Le bras de fer entre les États-Unis et l’Union européenne est lancé. L’administration Trump a relevé, le 12 mars dernier, de 25 % les droits de douane sur les importations américaines d’aluminium et d’acier. En réaction, l’UE a annoncé qu’elle rétablira, mi-avril, les droits de douane introduits lors du premier mandat de Donald Trump, suspendus depuis 2020. Des mesures de rétorsion plus sévères seront imposées à cette même date. Nul doute qu’elles seront adaptées aux tarifs réciproques que souhaitent imposer les États-Unis à leurs partenaires commerciaux, et dont les contours sont censés être dévoilés le 2 avril. Des sanctions ciblées, industrie par industrie ou même produit par produit, ne sont pas à exclure.
Le graphique présenté ici permet de voir quelles industries en Europe semblent les plus exposées. La part du déficit commercial bilatéral des États-Unis avec l’UE attribuable à chaque produit y est représentée sous forme de bâtonnets verts. Les marqueurs orange représentent les écarts de tarifs douaniers imposés par les deux partenaires commerciaux l’un envers l’autre, un chiffre positif indiquant un niveau supérieur en Europe. Ces droits de douane sont pondérés, c’est-à-dire qu’ils tiennent compte de la structure des échanges entre les deux blocs.

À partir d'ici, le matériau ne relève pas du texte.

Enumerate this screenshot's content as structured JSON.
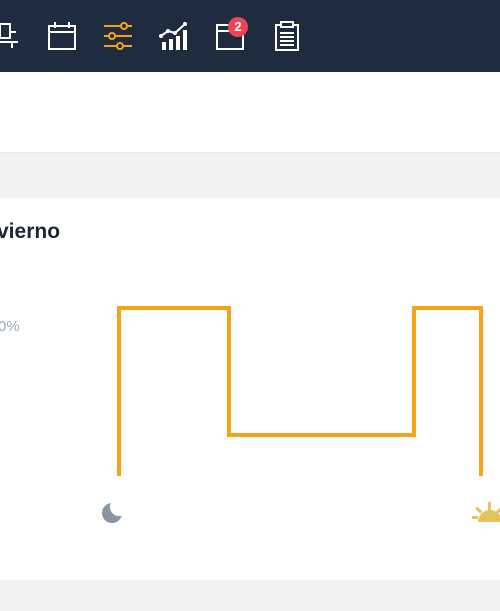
{
  "nav": {
    "items": [
      {
        "icon": "desk-person-icon",
        "active": false
      },
      {
        "icon": "calendar-icon",
        "active": false
      },
      {
        "icon": "sliders-icon",
        "active": true
      },
      {
        "icon": "chart-trend-icon",
        "active": false
      },
      {
        "icon": "inbox-icon",
        "active": false,
        "badge": "2"
      },
      {
        "icon": "clipboard-icon",
        "active": false
      }
    ],
    "active_color": "#f7a21b",
    "icon_color": "#ffffff",
    "background": "#1f2b3e"
  },
  "panel": {
    "title": "vierno",
    "axis_label": "0%"
  },
  "chart_data": {
    "type": "line",
    "x_start_icon": "moon-icon",
    "x_end_icon": "sunrise-icon",
    "line_color": "#f7a21b",
    "series": [
      {
        "values": [
          "low",
          "high",
          "mid",
          "high",
          "low"
        ]
      }
    ]
  }
}
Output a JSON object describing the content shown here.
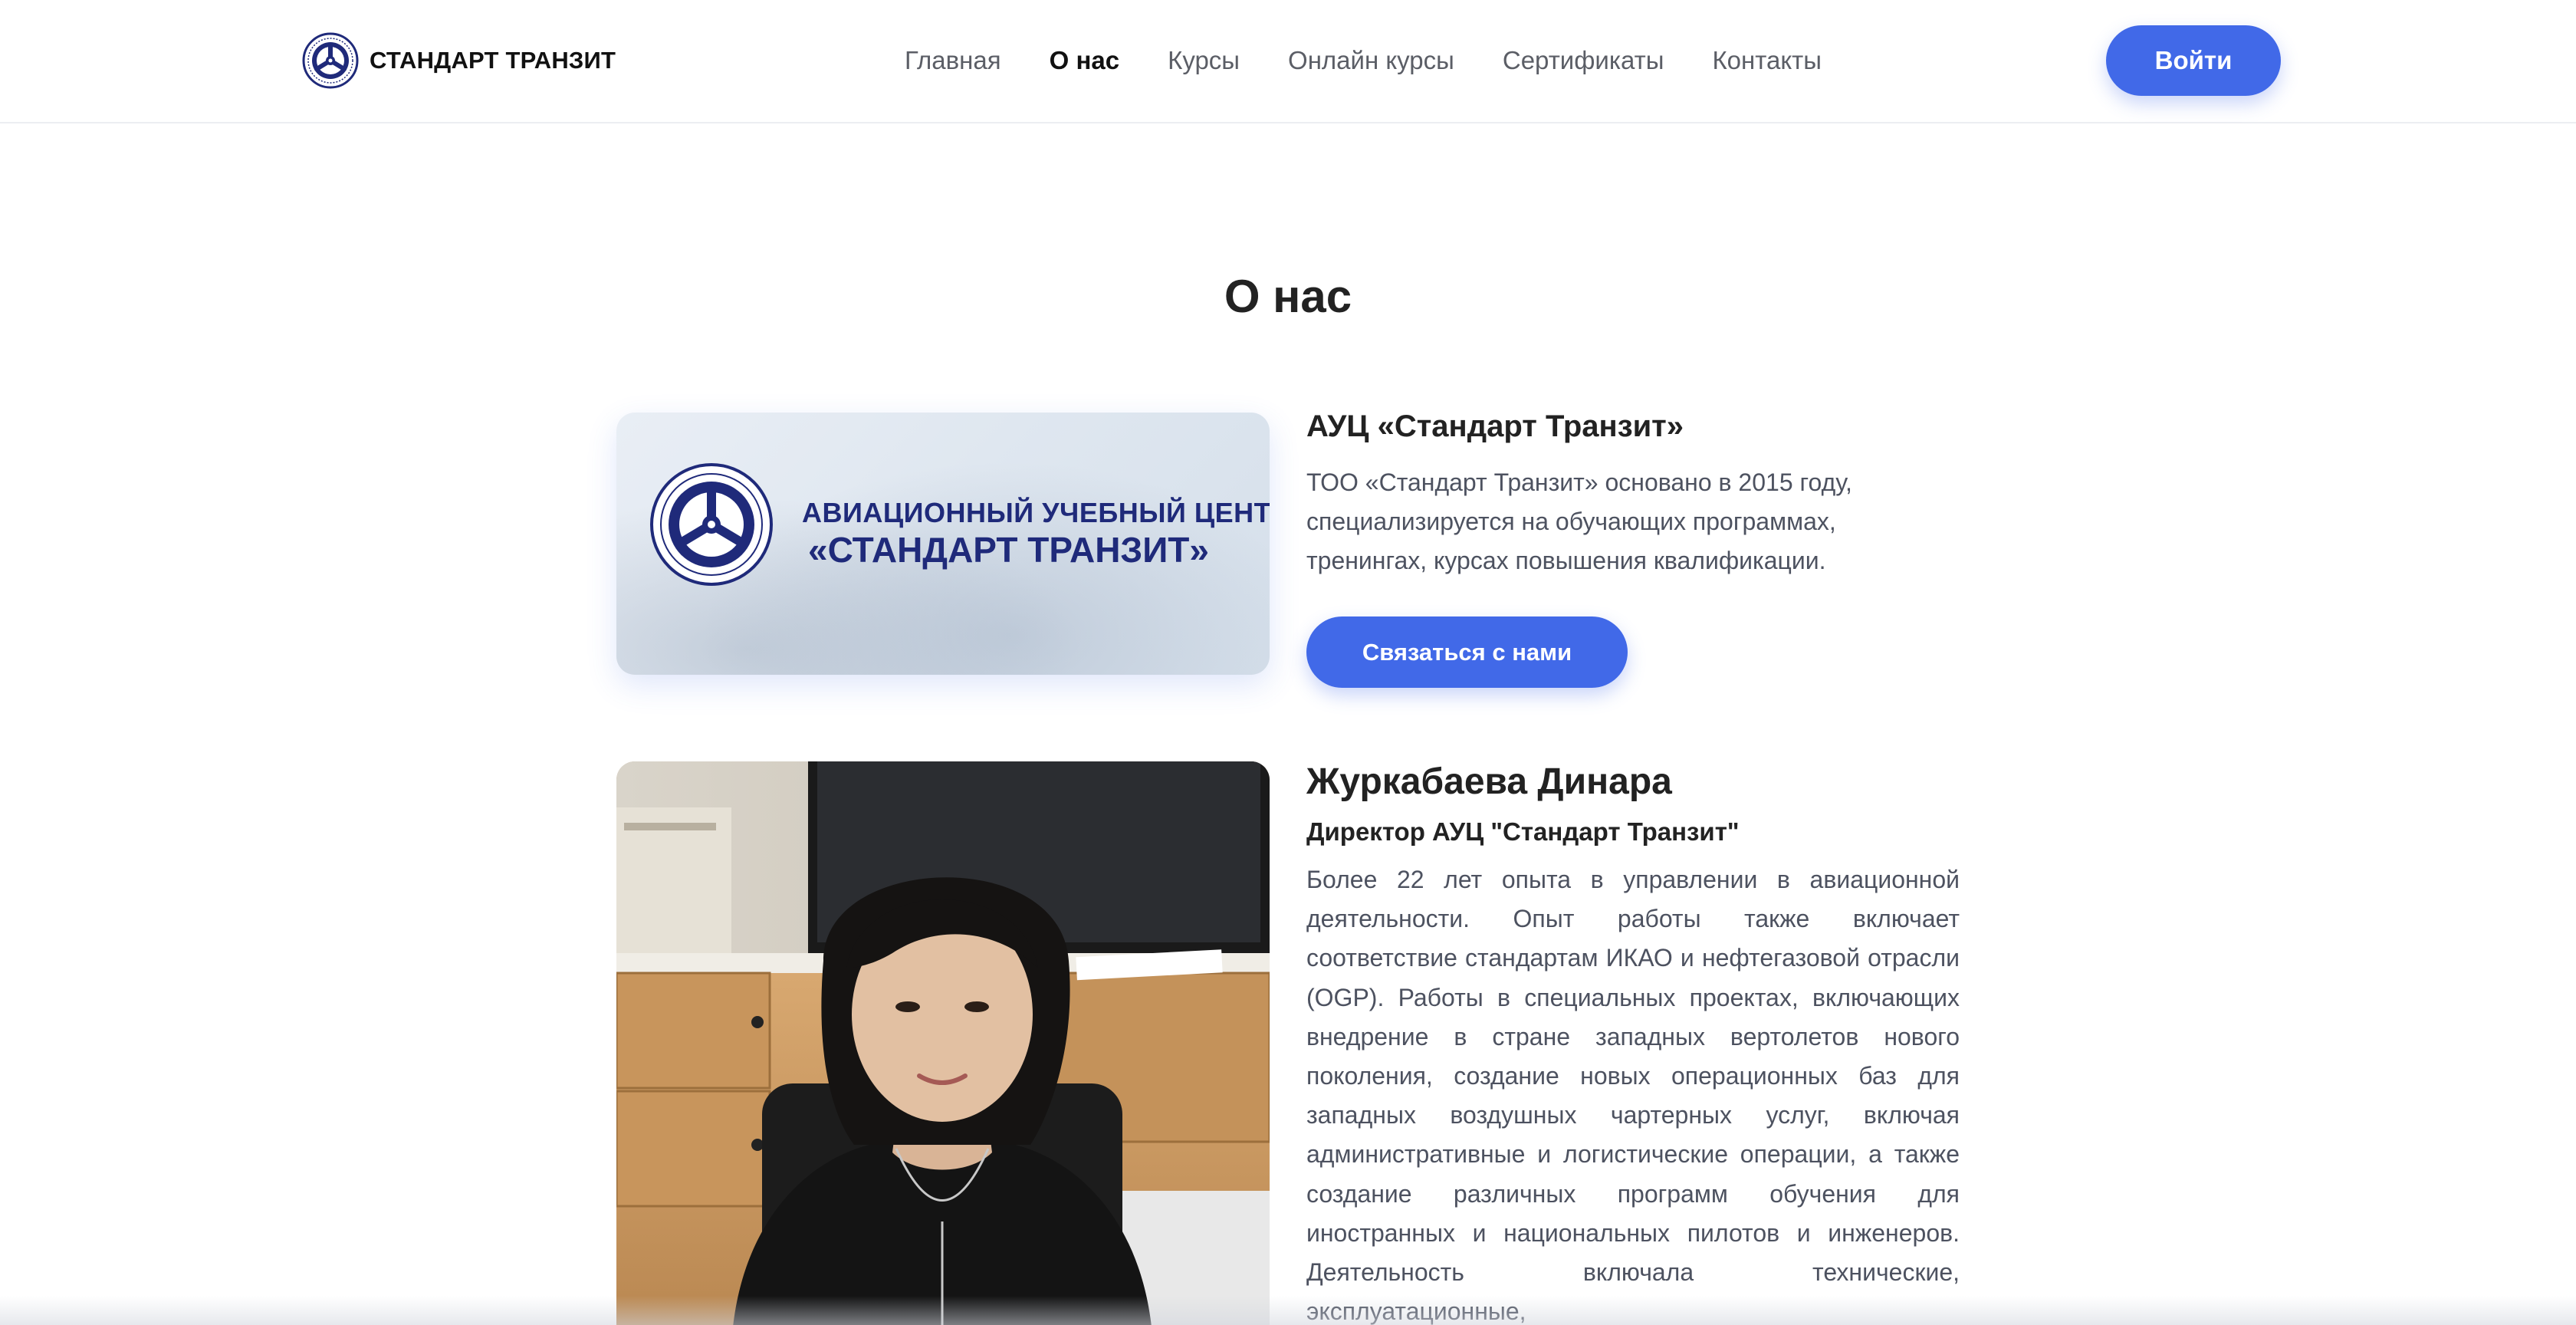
{
  "header": {
    "logo_text": "СТАНДАРТ ТРАНЗИТ",
    "nav": [
      {
        "label": "Главная",
        "active": false
      },
      {
        "label": "О нас",
        "active": true
      },
      {
        "label": "Курсы",
        "active": false
      },
      {
        "label": "Онлайн курсы",
        "active": false
      },
      {
        "label": "Сертификаты",
        "active": false
      },
      {
        "label": "Контакты",
        "active": false
      }
    ],
    "login_label": "Войти"
  },
  "section_title": "О нас",
  "company": {
    "image_line1": "АВИАЦИОННЫЙ УЧЕБНЫЙ  ЦЕНТР",
    "image_line2": "«СТАНДАРТ ТРАНЗИТ»",
    "name": "АУЦ «Стандарт Транзит»",
    "description": "ТОО «Стандарт Транзит» основано в 2015 году, специализируется на обучающих программах, тренингах, курсах повышения квалификации.",
    "contact_label": "Связаться с нами"
  },
  "person": {
    "name": "Журкабаева Динара",
    "role": "Директор АУЦ \"Стандарт Транзит\"",
    "bio": "Более 22 лет опыта в управлении в авиационной деятельности. Опыт работы также включает соответствие стандартам ИКАО и нефтегазовой отрасли (OGP). Работы в специальных проектах, включающих внедрение в стране западных вертолетов нового поколения, создание новых операционных баз для западных воздушных чартерных услуг, включая административные и логистические операции, а также создание различных программ обучения для иностранных и национальных пилотов и инженеров. Деятельность включала технические, эксплуатационные,"
  },
  "colors": {
    "accent": "#4169e8",
    "text_dark": "#222222",
    "text_body": "#4d5260",
    "logo_navy": "#1f2a7a"
  }
}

Les secteurs ciblés par l’administration américaine semblent tout trouvés sur ce graphique : l’automobile et l’industrie pharmaceutique, qui représentent à elles seules un peu moins de la moitié du déficit bilatéral américain en 2024. Pour ce second secteur, les États-Unis constituent le débouché d’exportation le plus important, avec près de 17 % des exportations allant outre-Atlantique en 2024. La dépendance au marché américain rend ce secteur particulièrement vulnérable aux décisions de Washington.
Pourtant, ce secteur n’impose pas de droits de douane plus élevés que son partenaire américain ; le différentiel est même légèrement négatif. Certains secteurs européens, comme l’automobile, les spiritueux et la chimie imposent des tarifs douaniers plus élevés que leurs concurrents américains, mais globalement, l’écart tarifaire entre les deux partenaires est minime. De plus, la TVA européenne, considérée comme une mesure non tarifaire par l’administration Trump, s’applique uniformément à tous les partenaires commerciaux de l’UE et aux entreprises basées en Europe. Par conséquent, l’argument selon lequel le déficit commercial américain vis-à-vis de l’UE résulterait de politiques commerciales déloyales ne tient pas.
Par ailleurs, taxer plus fortement les importations européennes aurait des répercussions directes pour les entreprises américaines, notamment parce que les multinationales américaines sont très présentes sur le sol européen – c’est le cas, par exemple, des entreprises du secteur pharmaceutique, très implantées en Irlande.
Ces deux économies sont profondément imbriquées, et ce bras de fer commercial risque de coûter cher aux deux parties, même si l’UE semble avoir les moyens d’amortir le choc, notamment grâce à la taille et aux marges d’approfondissement de son marché intérieur.